The first time this struck me hard (gaining my complete attention) was in third grade, after researching the Oregon Trail for an essay assignment. Lying in bed that night, my imagintion pinwheeling like the lights thrown from a county fair Ferris wheel, I kept circling back to one notion – I had been there. I had walked along the prairie once upon about a hundred fifty years ago. I could smell the scent of the tall grass broken by the tremendous weight of the onward-rolling wagon wheels, I had gathered wood through the day for the fires at night when the wagons circled up for safety, I had scanned the distance all through the long summer days and dreamed of the places over the horizon from behind the brim of my sunbonnet. Yep. Don’t accuse me of romanticizing or anything…
I don’t fully know how I feel about past lives. I would never discredit the possibility. There is so much more to the world than we could ever begin to understand.
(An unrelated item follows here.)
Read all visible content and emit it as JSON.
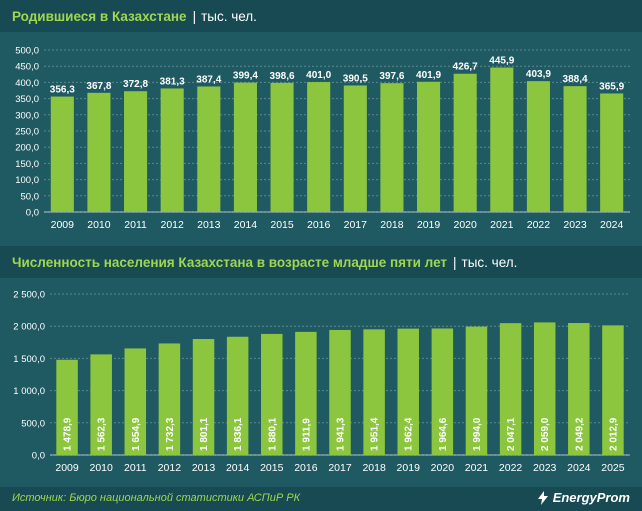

If someone tells you they have the answers, they are wrong, wrong, wrong. They don’t. No one does. It’s the speculation that makes life grand and heart-wrenching and rife with meaning, sometimes even outright stunning. Now, as an adult, I write with real passion for the late nineteenth century, where I still feel a piece of my soul belongs…remains, maybe. There is an allure to this era that I cannot shake. Maybe half the problem is that I can picture it so fucking perfectly, with all senses afire. It’s seductive, because when I’m “there” it seems real…I write characters, but truly they come alive and then the story unfolds around me. I may very well be typing furiously to keep up with the action, but often I feel as though I’m observing as you would when dreaming…there but not there. Watching events unfold and recording them, not creating them. Does that make sense?
I am so invested in the fictitious families I write about that it actually hurts a little (ok, significantly) to think there might come a time when their story is “over,” in that I won’t be writing it any longer, because it will have been told. The two storylines (contemporary and historical) interconnect in so many ways and I don’t want to be finished. For now, there is still so much to tell. And so thankfully I get to continue indulging myself in researching and writing about the 1860; I sink delightedly into the rhythms and textures of this world. And for now, I have no desire to surface.